SfN Election Results: Meet Your New Leaders
The Society for Neuroscience congratulates its newly elected officers and councilors. Chosen by members using an independent online monitoring company, the incoming council members begin their terms at Neuroscience 2015 in Chicago.
The membership elected Eric Nestler as the incoming president-elect and Freda Miller as the incoming treasurer-elect. The elected incoming councilors are Diane Lipscombe and Julio Ramirez.

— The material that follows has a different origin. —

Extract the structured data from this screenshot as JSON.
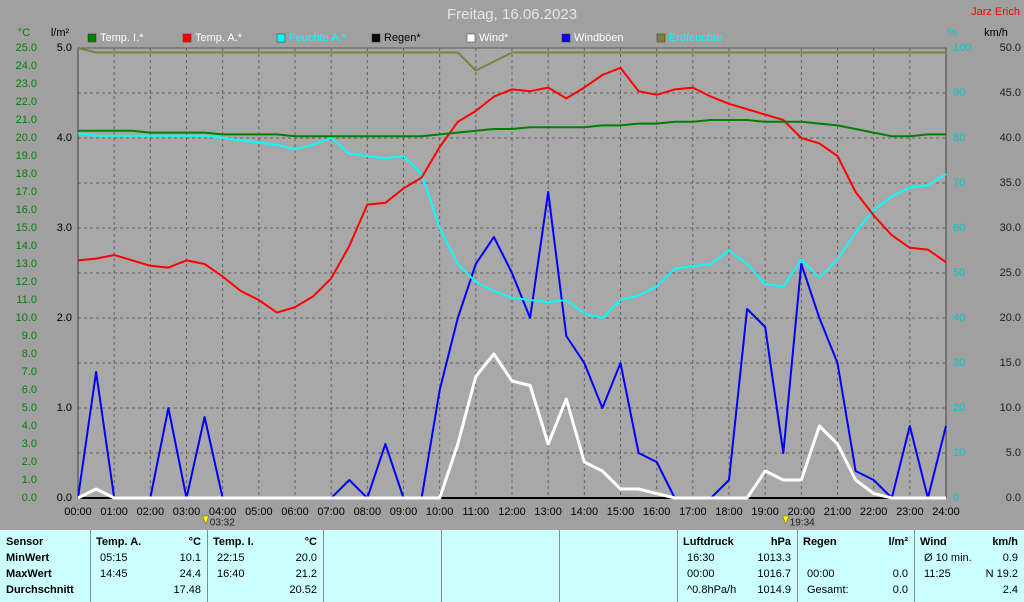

“I am honored to have the opportunity to serve as SfN president," Nestler said. “I look forward to working with SfN members and leadership to further our mission of advancing our understanding of the nervous system and the treatment of its devastating disorders."
President-Elect
Eric Nestler is the Nash Family Professor of Neuroscience, chair of the Department of Neuroscience, and director of the Friedman Brain Institute at the Icahn School of Medicine at Mount Sinai in New York City. He has served on SfN’s Council, Committee on Committees, Public Information Committee, and Program Committee, and as chair of the Jacob P. Waletzky Award Selection Committee. Nestler’s research focuses on linking complex behavior — especially arising from exposure to drugs of abuse or stress — to lasting changes at the level of individual cells and circuits.
Treasurer-Elect
Freda Miller is a senior scientist at the Hospital for Sick Children Research Institute in Toronto, a professor of molecular genetics and physiology at the University of Toronto, a Canada Research Chair in Developmental Neurobiology, and a Howard Hughes Medical Institute Senior International Research Scholar. In the past, she served on SfN’s Council as both secretary and councilor as well as on the Gruber International Neuroscience Prize Committee and the Grass Foundation Selection Committee. Miller is currently a member of the eNeuro Editorial Advisory Board and was previously a reviewing editor for The Journal of Neuroscience. Her research program explores the development of the mammalian nervous system, focusing especially on neuronal connectivity and developmental mechanisms.
Councilors
Diane Lipscombe is the interim director at the Brown Institute for Brain Science and a professor of neuroscience at Brown University in Providence, R.I. She has served as a member of the Ethics Committee, chair of the Scientific Publications Committee, and reviewing editor for The Journal of Neuroscience. Lipscombe’s laboratory uses genetic, molecular, biophysical, cellular, pharmacological, and behavioral approaches to examine calcium channel diversity throughout the nervous system. Recently, she has studied the effects that human disease-associated mutations have on calcium ion channel function.
Julio Ramirez is the R. Stuart Dickson professor, chair of the Psychology Department, and director of the Neuroscience Program at Davidson College in North Carolina. He is co-director of SfN’s Neuroscience Scholars Program, and in recent years, he has served as a member of the Professional Development Committee (PDC), chair of the Subcommittee on Mentoring, PDC liaison to Committee for Neuroscience Departments and Programs, and member of the Minority Education Training and Professional Advancement Committee. Ramirez studies behavioral neuroscience and hippocampal plasticity, with a focus on recovery of function after injury of the central nervous system.